In software design its pretty easy - I suppose. Give me a UML diagram covering the different views of any system and I am pretty confident I understand what is going on, albeit I may not understand all the underlying algorithms. But a model gives me insight and a roadmap for delving deeply into the inner working of the system.
As an IT Architect, Industry/Domain Models ( Reference Architectures) are instrumental in helping my clients update/plan and develop new systems. Actually if I might say, meta models should be taught in schools. Classes in Physics, Chemistry, Math, and other subjects should start with a careful graphical model of the current thinking on a particular topic. Then students can drill down to more minute details of that topic.
Ok sounds like a tall order, but I think its would be really cool if I had a graphical metamodel that described "The Calculus" and resultant work surrounding it before i started learning differentiation and integration. Actually if the meta model was really good it would describe in a new way the domain of "The Calculus". Even without been an expert in the mechanics of differentiation and integration, I would understand the domain quite well.
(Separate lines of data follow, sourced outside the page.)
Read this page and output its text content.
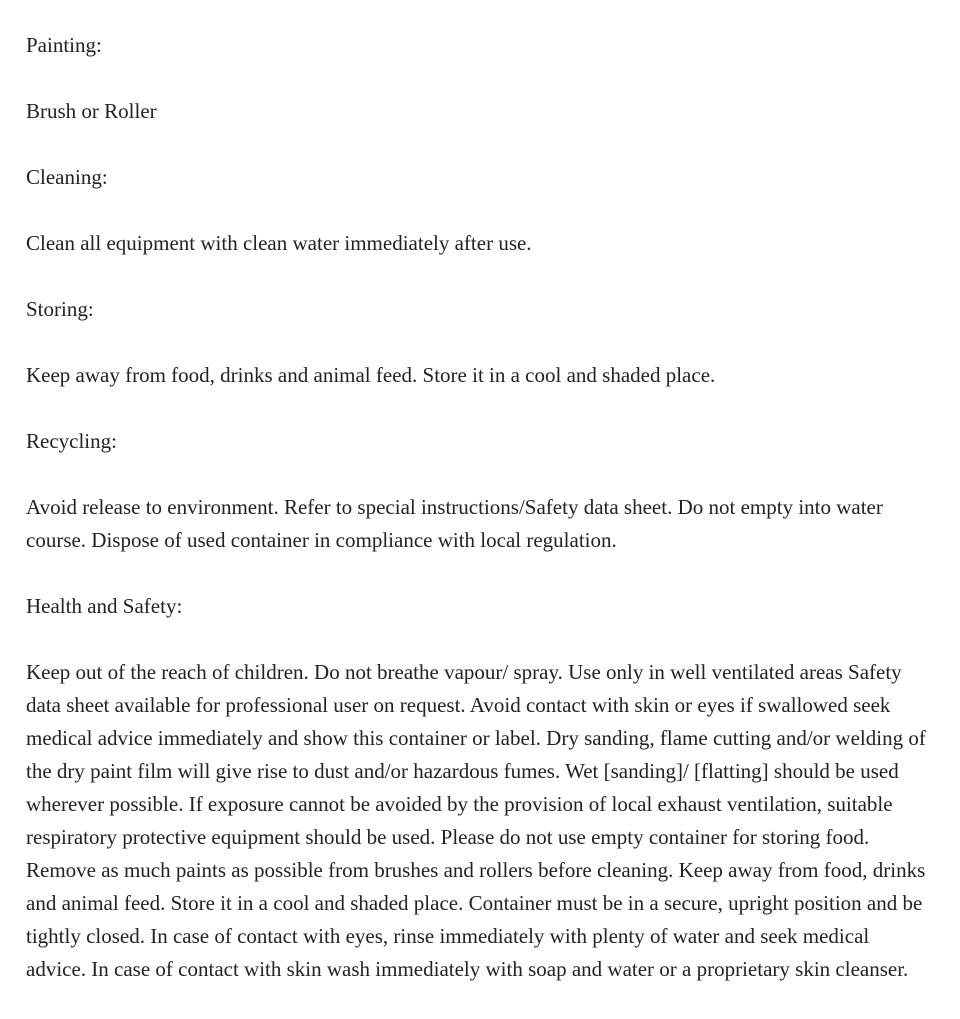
Painting:

Brush or Roller

Cleaning:

Clean all equipment with clean water immediately after use.

Storing:

Keep away from food, drinks and animal feed. Store it in a cool and shaded place.

Recycling:

Avoid release to environment. Refer to special instructions/Safety data sheet. Do not empty into water course. Dispose of used container in compliance with local regulation.

Health and Safety:

Keep out of the reach of children. Do not breathe vapour/ spray. Use only in well ventilated areas Safety data sheet available for professional user on request. Avoid contact with skin or eyes if swallowed seek medical advice immediately and show this container or label. Dry sanding, flame cutting and/or welding of the dry paint film will give rise to dust and/or hazardous fumes. Wet [sanding]/ [flatting] should be used wherever possible. If exposure cannot be avoided by the provision of local exhaust ventilation, suitable respiratory protective equipment should be used. Please do not use empty container for storing food. Remove as much paints as possible from brushes and rollers before cleaning. Keep away from food, drinks and animal feed. Store it in a cool and shaded place. Container must be in a secure, upright position and be tightly closed. In case of contact with eyes, rinse immediately with plenty of water and seek medical advice. In case of contact with skin wash immediately with soap and water or a proprietary skin cleanser.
I would be able to identify the dependent and independent variables in any domain, construct a model of "The Calculus" to solve a problem and then let a computer or someone do the actual integration and differentiation.
So, the model really explains how to characterize objects in the real world and model them as problem in "The Calculus". I know mathematicians would say "thats easy" just take a calculus class and you can model with equations. That's what i don't want to do. I think there can be a metamodel that describes calculus equations. A metamodel that is more intuitive and could be object oriented instead of the functional and symbolic equality we currently use.
Couple of years back Jeannette Wing from CMU wrote a viewpoint in the CACM on computational thinking - I think she is dead on. More so Architectural thinking and computational thinking have a lot to offer the world in terms of problem solving and information processing and understanding. The way mathematics has dominated many fields in the past centuries, architectural and computational thinking might be at the precipice of updating our view of the different domains of knowledge.